Kamal, que nous connaissons bien, est pasteur d'une église de Bagdad. Un jour quelqu'un frappe à sa porte en même temps que le téléphone sonne. Kamal décroche d'abord le combiné et son visage devient tout pâle. Il entend son voisin lui dire tout excité: «Monsieur le pasteur, n'allez pas jusqu'à la porte, sinon vous êtes un homme mort! Les meurtriers islamiques sont devant votre porte. Ils sont armés. Fuyez vite par-dessus le mur et par notre cour!» Kamal est l'une des personnes qui, au dernier moment, a échappé à la mort.

«Nous vous tuons. Disparaissez!» est un message reçu par SMS. Les menaces de mort proférées par des fondamentalistes islamistes, que l'on retrouve sur des papillons distribués, sont à prendre au sérieux. Constamment les chrétiens sont la cible d'attaques menées par des extrémistes fanatiques. Ils sont victimes de menaces, d'enlèvements, de tortures et d'assassinats!

Même lorsque des proches désespérés versent une rançon, les chrétiens visés ne sont pas rendus vivants à leur famille!

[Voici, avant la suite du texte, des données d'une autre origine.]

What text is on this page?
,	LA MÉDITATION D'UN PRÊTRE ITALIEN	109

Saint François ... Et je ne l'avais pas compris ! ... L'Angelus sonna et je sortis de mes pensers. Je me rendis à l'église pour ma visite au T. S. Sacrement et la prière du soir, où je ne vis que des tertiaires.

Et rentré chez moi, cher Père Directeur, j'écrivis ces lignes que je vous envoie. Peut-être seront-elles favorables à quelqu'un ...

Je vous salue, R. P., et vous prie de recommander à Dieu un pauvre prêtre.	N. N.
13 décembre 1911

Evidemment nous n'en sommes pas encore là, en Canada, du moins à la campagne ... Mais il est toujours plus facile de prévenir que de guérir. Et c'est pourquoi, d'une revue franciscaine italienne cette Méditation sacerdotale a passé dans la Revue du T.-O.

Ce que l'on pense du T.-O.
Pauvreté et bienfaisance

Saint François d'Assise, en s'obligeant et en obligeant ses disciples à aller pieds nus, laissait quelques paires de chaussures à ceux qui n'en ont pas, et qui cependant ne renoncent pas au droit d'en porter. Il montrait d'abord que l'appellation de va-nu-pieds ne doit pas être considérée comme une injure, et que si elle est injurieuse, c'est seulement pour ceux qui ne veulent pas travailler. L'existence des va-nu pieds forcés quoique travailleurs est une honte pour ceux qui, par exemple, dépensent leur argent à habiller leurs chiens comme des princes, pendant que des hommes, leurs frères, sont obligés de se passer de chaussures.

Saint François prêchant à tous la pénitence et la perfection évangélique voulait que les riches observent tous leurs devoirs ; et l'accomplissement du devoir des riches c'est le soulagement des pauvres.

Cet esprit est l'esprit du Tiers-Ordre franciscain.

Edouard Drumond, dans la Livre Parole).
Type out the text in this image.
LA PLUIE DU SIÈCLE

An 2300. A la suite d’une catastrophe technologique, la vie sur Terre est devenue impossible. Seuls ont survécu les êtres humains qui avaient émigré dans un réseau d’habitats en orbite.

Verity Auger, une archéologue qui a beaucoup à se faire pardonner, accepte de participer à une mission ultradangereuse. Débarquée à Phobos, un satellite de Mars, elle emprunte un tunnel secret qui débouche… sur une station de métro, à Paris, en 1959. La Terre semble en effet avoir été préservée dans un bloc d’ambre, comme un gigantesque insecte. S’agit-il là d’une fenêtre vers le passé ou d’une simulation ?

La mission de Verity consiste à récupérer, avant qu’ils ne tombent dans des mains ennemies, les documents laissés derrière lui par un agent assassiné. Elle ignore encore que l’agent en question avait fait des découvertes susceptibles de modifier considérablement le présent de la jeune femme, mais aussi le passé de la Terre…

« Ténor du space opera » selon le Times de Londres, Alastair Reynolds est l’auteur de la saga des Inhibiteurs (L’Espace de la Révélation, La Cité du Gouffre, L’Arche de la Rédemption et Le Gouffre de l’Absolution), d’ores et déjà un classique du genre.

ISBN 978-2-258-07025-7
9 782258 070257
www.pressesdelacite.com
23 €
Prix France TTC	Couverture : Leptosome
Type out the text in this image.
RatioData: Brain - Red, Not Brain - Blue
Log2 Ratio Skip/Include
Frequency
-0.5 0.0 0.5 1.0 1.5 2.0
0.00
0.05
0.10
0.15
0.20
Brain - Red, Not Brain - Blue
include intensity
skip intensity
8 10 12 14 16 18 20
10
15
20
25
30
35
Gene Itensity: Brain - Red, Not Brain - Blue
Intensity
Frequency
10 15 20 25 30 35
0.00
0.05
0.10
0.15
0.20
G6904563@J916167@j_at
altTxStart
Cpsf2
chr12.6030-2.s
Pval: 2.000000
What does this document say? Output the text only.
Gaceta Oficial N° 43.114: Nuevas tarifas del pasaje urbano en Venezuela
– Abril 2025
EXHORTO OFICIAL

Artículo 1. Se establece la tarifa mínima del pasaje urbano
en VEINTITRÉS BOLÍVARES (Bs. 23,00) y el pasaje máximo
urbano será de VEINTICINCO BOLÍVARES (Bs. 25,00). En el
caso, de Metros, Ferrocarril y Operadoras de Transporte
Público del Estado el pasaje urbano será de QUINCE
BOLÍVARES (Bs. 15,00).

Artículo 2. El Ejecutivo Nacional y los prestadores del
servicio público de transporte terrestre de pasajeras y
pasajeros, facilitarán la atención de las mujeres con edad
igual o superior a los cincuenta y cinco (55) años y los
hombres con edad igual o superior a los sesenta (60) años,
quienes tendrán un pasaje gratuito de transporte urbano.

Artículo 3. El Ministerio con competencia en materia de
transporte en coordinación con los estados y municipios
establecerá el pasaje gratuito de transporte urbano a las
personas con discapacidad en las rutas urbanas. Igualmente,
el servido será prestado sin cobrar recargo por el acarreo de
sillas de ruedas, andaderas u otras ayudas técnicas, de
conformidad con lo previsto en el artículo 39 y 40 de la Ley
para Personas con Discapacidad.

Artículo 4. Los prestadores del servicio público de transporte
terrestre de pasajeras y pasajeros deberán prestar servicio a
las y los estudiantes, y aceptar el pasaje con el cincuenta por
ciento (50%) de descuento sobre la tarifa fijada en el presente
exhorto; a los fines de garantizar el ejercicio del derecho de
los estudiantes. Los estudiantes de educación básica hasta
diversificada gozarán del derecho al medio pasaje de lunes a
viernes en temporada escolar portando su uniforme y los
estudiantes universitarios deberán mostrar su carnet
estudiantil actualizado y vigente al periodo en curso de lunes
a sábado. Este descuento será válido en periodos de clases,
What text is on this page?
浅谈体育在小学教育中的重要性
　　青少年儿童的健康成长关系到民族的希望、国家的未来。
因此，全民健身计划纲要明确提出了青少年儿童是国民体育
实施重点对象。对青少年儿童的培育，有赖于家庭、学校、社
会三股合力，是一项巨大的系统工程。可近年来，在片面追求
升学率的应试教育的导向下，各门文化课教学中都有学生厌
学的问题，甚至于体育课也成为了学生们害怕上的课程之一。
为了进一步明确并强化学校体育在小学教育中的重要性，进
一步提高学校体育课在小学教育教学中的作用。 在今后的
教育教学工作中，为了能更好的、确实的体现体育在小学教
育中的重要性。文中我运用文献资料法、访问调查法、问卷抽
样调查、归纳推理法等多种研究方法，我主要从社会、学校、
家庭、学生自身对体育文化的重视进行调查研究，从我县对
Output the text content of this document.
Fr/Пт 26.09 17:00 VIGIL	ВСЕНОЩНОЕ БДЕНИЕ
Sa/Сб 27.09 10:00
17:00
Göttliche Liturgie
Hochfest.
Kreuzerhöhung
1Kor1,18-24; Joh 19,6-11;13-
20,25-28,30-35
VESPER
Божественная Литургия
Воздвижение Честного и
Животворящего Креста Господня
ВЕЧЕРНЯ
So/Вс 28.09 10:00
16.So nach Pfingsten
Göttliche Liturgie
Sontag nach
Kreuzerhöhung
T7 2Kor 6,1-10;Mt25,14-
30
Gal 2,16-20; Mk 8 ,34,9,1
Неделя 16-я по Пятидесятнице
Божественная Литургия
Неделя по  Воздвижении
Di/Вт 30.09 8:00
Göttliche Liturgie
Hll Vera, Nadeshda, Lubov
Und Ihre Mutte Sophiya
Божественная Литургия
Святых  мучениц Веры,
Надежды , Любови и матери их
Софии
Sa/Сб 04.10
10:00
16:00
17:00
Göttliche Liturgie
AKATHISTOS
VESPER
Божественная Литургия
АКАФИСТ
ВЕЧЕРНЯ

Beaucoup de fois les dépouilles sont dans un état lamentable, complètement mutilées. Homme ou femme, enfant ou vieillard, prêtre ou nonne, en Irak les chrétiens ne sont nulle part en sécurité. Ils sont agressés sur le chemin de l'école ou en se rendant à leur travail, à la maison, dans les magasins, etc. Des jeunes filles et des femmes, voire des nonnes sont assassinées après avoir été violées. Les églises sont systématiquement bombardées, les croix et autres symboles chrétiens purement et simplement détruits.

Chrétiens depuis la période apostolique

Du temps de Saddam Hussein, on comptait en Irak plus d'un million de chrétiens, c'est-à-dire trois à cinq pour cent de la population (il y a cent ans, ils étaient vingt-cinq pour cent!). Les trois quarts des chrétiens sont d'origine assyro-chaldéenne et constituent une ethnie propre. Ils parlent araméen, langue maternelle de Jésus. Ils sont en fait les autochtones d'Irak. L'Eglise assyrienne et l'Eglise catholique chaldéenne en sont les principales représentantes. Les autres chrétiens sont soit arméniens, soit arabes, soit se rattachent à des confessions minoritaires, dont quatre pour cent sont chrétiens évangéliques.

Augmentation explosive de la violence envers les chrétiens

En mars 2007, le Commissariat aux réfugiés de l'ONU a sonné l'alarme: «En Irak, depuis le début de l'année 2007, la violence envers les chrétiens et leurs églises a augmenté d'une manière explosive et déclenché un exode massif des chrétiens d'Orient. En Irak, les chrétiens ne se sentent plus en sécurité; les actes de violence à caractère religieux prennent toujours plus d'ampleur.» En mai 2007, soit deux mois plus tard, divers responsables d'église sont arrivés à la conclusion que déjà deux tiers de tous les chrétiens irakiens ont quitté le pays.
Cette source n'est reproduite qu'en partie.